The Company Daughters by Samantha Rajaram

The Company Daughters by Samantha Rajaram

Samantha Rajaram comes to the blog with her debut offering, a story based in fact and set in 17th century Netherlands and Indonesia with  

The Company Daughters 

Told in the perspective of Jana Bell, a young woman who ran from poverty and abuse north of Amsterdam and found little more than trouble, more hard work and abuse after. From being conscripted into a “roundhouse’ or brothel on first arrival, she ran from that situation only to beg a position as a maid in the Reynst household where she meets and is instantly captivated by young Sontje – the daughter of the house.  Things are not ‘easy’ but comfortable, and in this house, she is safe and free from abuse.  But bad investments and loss of fortune soon turn that situation around, and Sontje’s engagement falls through – the option to become one of the ‘mail order brides’ for ‘The Company’ becomes the best option. Worried for Sontje, although not interested in marriage – Jana finds a way onto the ship to ‘watch’ for her.  

What emerges is a story of a growing love between the two girls – even as it started in the ‘familiar’, and the pragmatism of Jana, not expecting more or better is a constant contrast to Sontje’s rather sheltered and rosier outlook on the world. A ten-month voyage to Batavia (modern day Jakarta) brings deprivations, hardship, abuse and plenty of struggle, and arriving to ‘discover’ their futures isn’t much better.  

Be aware that the situation for both these girls is grim, and situations, circumstances and attitudes all push the idea forward that women, in this situation, are little more than commodities, and just slightly more valued than the slave labor, both imported and native, that the company uses with impunity to build their base and fortune.  For a debut, Ranjaram has put us in Jana’s head, allowing us to see the bleak realities of the world as she sees it: even with her cautious and rather pessimistic viewpoint, the story flows smoothly from one moment and incident to the next.  It’s not an easy read, but it is wholly engaging and utterly ‘in the moment’ while showing the similarities and differences between 500+ year old attitudes and those that are still fought against today.  Take a chance to see and understand a bit better the history of subjugation and valuation of women and allow yourself to be transported to the world of old.  

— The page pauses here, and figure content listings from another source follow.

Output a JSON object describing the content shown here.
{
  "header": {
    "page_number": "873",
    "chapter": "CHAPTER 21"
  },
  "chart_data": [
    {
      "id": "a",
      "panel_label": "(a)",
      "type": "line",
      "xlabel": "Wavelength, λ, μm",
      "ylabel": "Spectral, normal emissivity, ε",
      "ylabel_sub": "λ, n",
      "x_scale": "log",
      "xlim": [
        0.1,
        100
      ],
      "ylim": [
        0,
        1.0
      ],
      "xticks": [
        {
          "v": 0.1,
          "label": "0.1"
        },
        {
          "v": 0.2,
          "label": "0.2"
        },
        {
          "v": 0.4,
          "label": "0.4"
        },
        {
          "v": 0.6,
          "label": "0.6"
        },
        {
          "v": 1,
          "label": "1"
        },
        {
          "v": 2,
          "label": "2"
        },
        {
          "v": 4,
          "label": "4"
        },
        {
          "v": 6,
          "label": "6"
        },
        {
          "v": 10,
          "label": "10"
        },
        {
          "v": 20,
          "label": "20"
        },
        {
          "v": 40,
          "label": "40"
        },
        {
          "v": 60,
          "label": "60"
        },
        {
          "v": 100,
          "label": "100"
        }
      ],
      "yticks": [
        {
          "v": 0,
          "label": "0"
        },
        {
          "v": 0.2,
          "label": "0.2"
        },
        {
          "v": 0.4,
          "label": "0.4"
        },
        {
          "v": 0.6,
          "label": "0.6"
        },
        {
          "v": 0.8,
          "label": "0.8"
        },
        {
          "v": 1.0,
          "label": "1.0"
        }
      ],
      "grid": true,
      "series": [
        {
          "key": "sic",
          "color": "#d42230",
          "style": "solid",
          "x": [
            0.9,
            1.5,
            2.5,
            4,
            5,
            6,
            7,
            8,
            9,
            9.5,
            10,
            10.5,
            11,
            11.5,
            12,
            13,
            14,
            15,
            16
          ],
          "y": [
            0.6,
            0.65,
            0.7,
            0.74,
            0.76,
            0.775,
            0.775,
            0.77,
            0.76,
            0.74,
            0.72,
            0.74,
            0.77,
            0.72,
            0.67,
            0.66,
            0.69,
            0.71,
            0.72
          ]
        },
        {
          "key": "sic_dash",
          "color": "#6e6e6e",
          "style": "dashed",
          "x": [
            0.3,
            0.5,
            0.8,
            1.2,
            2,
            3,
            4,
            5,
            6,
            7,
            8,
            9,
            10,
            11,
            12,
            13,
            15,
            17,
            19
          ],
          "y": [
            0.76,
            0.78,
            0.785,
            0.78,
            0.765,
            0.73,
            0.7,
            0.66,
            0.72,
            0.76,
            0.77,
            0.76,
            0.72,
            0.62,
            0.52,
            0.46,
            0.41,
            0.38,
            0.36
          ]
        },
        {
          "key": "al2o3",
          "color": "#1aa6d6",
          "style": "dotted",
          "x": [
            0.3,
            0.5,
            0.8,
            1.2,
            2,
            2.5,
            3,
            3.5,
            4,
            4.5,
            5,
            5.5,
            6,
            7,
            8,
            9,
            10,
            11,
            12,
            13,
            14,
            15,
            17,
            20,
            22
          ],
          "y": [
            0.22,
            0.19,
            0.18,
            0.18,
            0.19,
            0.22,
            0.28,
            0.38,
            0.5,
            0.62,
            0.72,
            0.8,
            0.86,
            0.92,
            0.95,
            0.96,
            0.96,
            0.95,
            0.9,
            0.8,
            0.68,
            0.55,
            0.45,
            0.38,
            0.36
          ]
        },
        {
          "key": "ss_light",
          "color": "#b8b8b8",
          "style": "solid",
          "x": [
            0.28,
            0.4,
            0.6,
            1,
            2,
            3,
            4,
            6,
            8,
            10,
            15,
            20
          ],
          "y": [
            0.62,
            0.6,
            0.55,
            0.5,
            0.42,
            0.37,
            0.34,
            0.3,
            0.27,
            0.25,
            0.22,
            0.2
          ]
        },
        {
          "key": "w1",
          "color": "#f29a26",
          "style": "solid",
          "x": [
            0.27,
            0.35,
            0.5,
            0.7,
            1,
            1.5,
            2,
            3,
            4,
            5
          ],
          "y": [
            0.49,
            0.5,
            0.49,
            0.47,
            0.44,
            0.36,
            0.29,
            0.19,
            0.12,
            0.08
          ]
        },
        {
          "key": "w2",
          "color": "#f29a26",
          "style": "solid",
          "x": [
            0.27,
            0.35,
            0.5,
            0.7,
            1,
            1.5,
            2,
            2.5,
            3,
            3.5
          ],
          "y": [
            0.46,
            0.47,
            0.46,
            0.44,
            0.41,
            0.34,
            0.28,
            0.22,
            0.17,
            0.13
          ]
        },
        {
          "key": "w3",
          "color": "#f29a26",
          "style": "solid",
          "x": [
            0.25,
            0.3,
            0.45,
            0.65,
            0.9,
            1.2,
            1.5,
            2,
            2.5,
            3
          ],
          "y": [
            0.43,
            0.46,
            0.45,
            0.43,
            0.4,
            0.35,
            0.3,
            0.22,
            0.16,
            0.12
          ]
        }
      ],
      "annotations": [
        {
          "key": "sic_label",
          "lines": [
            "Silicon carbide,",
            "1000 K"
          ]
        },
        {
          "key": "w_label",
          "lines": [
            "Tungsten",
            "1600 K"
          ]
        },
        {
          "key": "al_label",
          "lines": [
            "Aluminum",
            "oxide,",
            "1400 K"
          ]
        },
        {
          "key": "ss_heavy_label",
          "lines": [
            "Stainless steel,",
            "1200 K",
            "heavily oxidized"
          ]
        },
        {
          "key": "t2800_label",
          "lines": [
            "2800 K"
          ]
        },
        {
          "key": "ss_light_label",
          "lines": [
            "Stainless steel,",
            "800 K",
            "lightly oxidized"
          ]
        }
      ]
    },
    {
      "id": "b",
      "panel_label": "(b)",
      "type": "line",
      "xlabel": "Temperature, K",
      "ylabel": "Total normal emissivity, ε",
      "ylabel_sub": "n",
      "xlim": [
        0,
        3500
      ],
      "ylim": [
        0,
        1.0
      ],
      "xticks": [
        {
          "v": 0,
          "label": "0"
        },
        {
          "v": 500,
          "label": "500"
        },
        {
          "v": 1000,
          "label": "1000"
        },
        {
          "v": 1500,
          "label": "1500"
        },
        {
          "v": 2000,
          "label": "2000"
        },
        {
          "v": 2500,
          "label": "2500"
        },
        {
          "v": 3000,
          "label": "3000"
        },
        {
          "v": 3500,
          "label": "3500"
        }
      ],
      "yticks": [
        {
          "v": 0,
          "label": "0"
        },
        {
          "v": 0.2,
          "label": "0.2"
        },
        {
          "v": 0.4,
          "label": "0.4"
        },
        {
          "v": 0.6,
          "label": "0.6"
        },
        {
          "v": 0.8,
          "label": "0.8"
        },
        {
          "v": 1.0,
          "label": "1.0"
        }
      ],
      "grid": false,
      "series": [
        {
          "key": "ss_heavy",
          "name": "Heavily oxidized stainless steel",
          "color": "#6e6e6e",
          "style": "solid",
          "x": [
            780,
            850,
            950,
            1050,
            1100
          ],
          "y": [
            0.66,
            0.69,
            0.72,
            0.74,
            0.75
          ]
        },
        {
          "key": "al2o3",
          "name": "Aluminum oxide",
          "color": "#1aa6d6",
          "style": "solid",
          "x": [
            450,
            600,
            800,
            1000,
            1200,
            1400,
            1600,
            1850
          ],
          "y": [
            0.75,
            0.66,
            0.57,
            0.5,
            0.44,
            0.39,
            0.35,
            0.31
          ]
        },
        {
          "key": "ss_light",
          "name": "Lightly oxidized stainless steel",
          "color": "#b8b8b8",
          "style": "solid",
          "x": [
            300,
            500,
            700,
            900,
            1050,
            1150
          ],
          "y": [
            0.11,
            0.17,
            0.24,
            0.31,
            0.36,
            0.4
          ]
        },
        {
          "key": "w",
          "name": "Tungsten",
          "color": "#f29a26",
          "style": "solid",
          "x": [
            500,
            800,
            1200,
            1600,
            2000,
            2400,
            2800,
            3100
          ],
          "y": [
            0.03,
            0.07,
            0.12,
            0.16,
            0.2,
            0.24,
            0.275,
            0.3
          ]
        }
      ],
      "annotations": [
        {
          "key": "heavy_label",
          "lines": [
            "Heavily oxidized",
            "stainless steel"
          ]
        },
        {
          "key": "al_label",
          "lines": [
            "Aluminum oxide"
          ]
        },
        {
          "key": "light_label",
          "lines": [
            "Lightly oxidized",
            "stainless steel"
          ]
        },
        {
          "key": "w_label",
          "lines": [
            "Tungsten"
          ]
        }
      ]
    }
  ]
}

The Company Daughters by Samantha Rajaram

Title: The Company Daughters
Author: Samantha Rajaram
Genre: 17th Century, Action / Adventure, Antipodes, Colonial Era, Dark-theme, European History, Friendship, Historic Elements, Historical Fiction, Political commentary, Sociological Relevancy, Suspense Elements
Published by: Bookouture
ISBN: 1800191766
Published on: 30 October, 2020
Format:eARC
Source: Publisher via NetGalley
Pages: 385
Audio Length: 11 Hours: 20 minutes
Rated: four-stars
Get Your Copy: Amazon Barnes&Noble iTunes Kobo IndieBound Book Depository GoogleAudible
See this Title on Goodreads

Wanted: Company Daughters. Virtuous young ladies to become the brides of industrious settlers in a foreign land. The Company will pay the cost of the ladies' dowry and travel. Returns not permitted, orphans preferred.

Amsterdam, 1616. Jana Beil has learned that life rarely provides moments of joy. Having run away from a violent father, her days are spent searching for work in an effort to stay out of the city brothels, where desperate women trade their bodies for a mouthful of bread. But when Jana is hired as a servant for the wealthy and kind Master Reynst and his beautiful daughter Sontje, Jana’s future begins to look brighter.

Then Master Reynst loses his fortune on a bad investment, and everything changes. The house is sold to creditors, leaving Jana back on the streets and Sontje without a future.

With no other choice, Jana and Sontje are forced to sign with the East India Company as Company Daughters: sailing to a colonial outpost to become the brides of male settlers they know nothing about. With fear in their hearts, the girls begin their journey – but what awaits them on the other side of the world is nothing like what they’ve been promised…

A copy of this title was provided via Publisher via NetGalley for purpose of honest review. I was not compensated for this review: all conclusions are my own responsibility.

This book may be unsuitable for people under 18 years of age due to drug and alcohol use / violence and/or sexual content in a genre not specified as Erotic.